In the code below, the drawing loop renders three groups of coloured shapes. Each group uses the same coordinate system and changes only the primitive being drawn: Rectangle, Ellipse, or RoundRect. This makes it a compact reference for testing canvas colours, fill behaviour, text placement, and page layout in a generated PDF.

1
2
3
4
5
6
7
8
9
10
11
12
13
14
15
16
17
18
19
20
21
22
23
24
25
26
27
28
29
30
31
32
33
34
35
36
37
38
39
40
41
42
43
44
45
46
47
48
49
50
51
52
53
54
program CanvasDraw;
{$APPTYPE CONSOLE}
uses
{$IFDEF VER230} System.SysUtils, System.Classes, Vcl.Graphics, {$ELSE} SysUtils, Classes, Graphics, {$ENDIF} HPDFDoc;
 
var
   I, Y: Integer;
   HotPDF: THotPDF;
 
begin
    HotPDF:= THotPDF.Create(nil);
    try
        Randomize;
        HotPDF.AutoLaunch := true;
        HotPDF.FileName := 'CanvasDraw.pdf';
        HotPDF.BeginDoc;                                          // Create PDF file
        HotPDF.Canvas.Font.Size := 14;                            // Set canvas font size
        I :=20;
        Y := 60;
        HotPDF.Canvas.TextOut(10, 30, 'Canvas Rectangles');      //  Print text
        while I <= 700 do
        begin                                                   //  Draw colour
            HotPDF.Canvas.Brush.Colour := random($FFFFFF);         //  rectangles
            HotPDF.Canvas.Rectangle(I, Y, I+90, Y + 160);
            Inc(I, 30);
            Inc( Y, 3 );
        end;
 
        I :=20;
        Y := 350;
        HotPDF.Canvas.TextOut(10, 320, 'Canvas Ellipses');         // Print text
        while I <= 700 do                                       //  Draw colour
        begin                                                   //  ellipses
            HotPDF.Canvas.Brush.Colour := random($FFFFFF);
            HotPDF.Canvas.Ellipse(I, Y, I+90, Y + 160);
            Inc(I, 30);
            Inc( Y, 3 );
        end;
 
        I :=20;
        Y := 680;
        HotPDF.Canvas.TextOut(10, 650, 'Canvas RoundRects');      // Print text
        while I <= 700 do
        begin
            HotPDF.Canvas.Brush.Colour := random($FFFFFF);         //  Draw colour
            HotPDF.Canvas.RoundRect(I, Y, I+90, Y + 160, 20, 20); //  roundrects
            Inc(I, 30);                                        
            Inc( Y, 3 );
        end;
        HotPDF.EndDoc;                                            // Close PDF file
    finally
        HotPDF.Free;
    end;
end.

What the sample shows

  • How to initialize THotPDF for a console-style Delphi PDF generation task.
  • How to use HotPDF.Canvas for text and basic geometric drawing.
  • How brush colours affect filled shapes in the generated PDF.
  • How repeated coordinates can build layered visual output without bitmap screenshots.

Implementation notes

The PDF page is finalized only after EndDoc is called, so production code should keep the try/finally block around the component lifetime and avoid leaving a partially written file if drawing fails.
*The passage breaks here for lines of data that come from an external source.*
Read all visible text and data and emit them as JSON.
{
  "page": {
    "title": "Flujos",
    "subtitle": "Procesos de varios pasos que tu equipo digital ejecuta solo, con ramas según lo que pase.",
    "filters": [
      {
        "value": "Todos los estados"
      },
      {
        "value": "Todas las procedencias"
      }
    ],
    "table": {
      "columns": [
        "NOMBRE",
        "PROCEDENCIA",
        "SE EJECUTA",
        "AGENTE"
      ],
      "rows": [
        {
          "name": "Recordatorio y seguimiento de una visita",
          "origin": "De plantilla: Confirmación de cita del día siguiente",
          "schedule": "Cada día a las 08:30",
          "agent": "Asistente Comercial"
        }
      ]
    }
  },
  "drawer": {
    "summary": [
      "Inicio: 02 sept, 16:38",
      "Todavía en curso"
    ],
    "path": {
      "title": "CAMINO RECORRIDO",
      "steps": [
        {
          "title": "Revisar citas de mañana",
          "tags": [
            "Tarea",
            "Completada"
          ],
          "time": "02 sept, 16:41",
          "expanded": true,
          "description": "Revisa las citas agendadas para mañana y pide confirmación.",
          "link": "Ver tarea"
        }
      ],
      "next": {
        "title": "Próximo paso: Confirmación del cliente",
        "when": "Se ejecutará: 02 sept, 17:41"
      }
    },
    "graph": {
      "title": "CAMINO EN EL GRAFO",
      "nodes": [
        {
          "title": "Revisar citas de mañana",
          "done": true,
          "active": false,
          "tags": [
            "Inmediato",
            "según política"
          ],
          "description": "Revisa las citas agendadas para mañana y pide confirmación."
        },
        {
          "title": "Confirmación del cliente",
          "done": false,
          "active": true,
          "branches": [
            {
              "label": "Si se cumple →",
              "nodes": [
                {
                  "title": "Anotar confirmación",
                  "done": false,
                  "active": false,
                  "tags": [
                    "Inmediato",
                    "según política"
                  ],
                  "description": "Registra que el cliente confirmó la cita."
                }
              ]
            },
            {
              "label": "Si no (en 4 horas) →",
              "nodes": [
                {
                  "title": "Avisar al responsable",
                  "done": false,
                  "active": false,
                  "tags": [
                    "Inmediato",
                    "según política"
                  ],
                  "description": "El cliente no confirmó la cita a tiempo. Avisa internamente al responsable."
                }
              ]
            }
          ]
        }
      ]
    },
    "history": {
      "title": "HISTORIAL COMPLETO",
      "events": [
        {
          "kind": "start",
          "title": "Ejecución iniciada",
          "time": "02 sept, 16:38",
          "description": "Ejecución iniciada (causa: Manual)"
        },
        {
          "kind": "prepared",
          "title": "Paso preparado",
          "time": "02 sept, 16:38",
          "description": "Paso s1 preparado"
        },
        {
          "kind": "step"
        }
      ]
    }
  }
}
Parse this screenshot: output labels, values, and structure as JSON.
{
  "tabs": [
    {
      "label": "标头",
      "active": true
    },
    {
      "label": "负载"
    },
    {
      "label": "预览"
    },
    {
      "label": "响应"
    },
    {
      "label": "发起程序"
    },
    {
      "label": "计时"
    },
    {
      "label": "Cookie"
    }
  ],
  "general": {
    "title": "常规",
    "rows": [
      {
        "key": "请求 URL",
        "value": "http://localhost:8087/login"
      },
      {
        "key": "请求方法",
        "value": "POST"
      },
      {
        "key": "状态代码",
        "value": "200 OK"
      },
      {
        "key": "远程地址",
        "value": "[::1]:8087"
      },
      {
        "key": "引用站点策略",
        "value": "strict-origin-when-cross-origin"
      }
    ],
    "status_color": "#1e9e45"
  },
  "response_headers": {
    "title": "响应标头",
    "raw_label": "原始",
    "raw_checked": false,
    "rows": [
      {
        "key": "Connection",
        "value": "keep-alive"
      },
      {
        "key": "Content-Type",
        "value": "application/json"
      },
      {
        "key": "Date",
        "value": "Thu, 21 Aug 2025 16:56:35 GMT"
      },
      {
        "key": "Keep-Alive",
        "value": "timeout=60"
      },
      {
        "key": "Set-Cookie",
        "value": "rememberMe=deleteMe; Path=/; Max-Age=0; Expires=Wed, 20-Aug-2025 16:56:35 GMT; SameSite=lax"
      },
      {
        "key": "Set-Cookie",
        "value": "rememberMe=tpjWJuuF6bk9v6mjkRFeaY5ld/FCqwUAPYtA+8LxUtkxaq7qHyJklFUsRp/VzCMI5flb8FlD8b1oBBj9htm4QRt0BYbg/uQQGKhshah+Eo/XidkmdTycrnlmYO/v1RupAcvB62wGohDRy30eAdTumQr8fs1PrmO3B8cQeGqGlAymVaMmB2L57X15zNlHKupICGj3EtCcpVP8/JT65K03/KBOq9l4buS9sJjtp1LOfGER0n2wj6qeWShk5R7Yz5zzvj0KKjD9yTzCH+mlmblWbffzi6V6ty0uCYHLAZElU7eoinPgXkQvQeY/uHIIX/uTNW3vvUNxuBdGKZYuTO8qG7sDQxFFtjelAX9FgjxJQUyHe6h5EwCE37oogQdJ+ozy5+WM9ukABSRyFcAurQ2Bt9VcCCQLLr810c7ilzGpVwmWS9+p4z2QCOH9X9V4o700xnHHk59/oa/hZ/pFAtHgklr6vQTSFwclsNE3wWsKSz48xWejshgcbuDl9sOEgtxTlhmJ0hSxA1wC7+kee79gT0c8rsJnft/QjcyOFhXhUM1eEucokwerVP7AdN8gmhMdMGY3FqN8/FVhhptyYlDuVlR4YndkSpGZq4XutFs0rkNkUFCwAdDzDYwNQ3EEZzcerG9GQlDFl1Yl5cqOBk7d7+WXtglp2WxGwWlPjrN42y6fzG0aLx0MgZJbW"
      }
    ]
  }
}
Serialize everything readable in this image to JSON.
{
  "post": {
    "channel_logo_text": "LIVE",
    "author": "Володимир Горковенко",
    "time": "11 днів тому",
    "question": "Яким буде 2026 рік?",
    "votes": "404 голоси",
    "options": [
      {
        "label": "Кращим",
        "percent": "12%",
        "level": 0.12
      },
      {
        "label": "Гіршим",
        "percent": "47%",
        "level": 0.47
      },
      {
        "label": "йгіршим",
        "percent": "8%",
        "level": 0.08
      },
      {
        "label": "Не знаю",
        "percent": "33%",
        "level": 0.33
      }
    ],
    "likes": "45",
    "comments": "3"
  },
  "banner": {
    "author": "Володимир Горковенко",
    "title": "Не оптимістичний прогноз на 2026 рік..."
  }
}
For deterministic test output, replace Randomize and random colours with fixed colour values.

Canvas-based PDF drawing works best for reports, overlays, diagrams, and generated forms where the output should stay sharp at any zoom level. If the source drawing depends on screen DPI or device-specific fonts, verify the final PDF on a clean system before shipping it.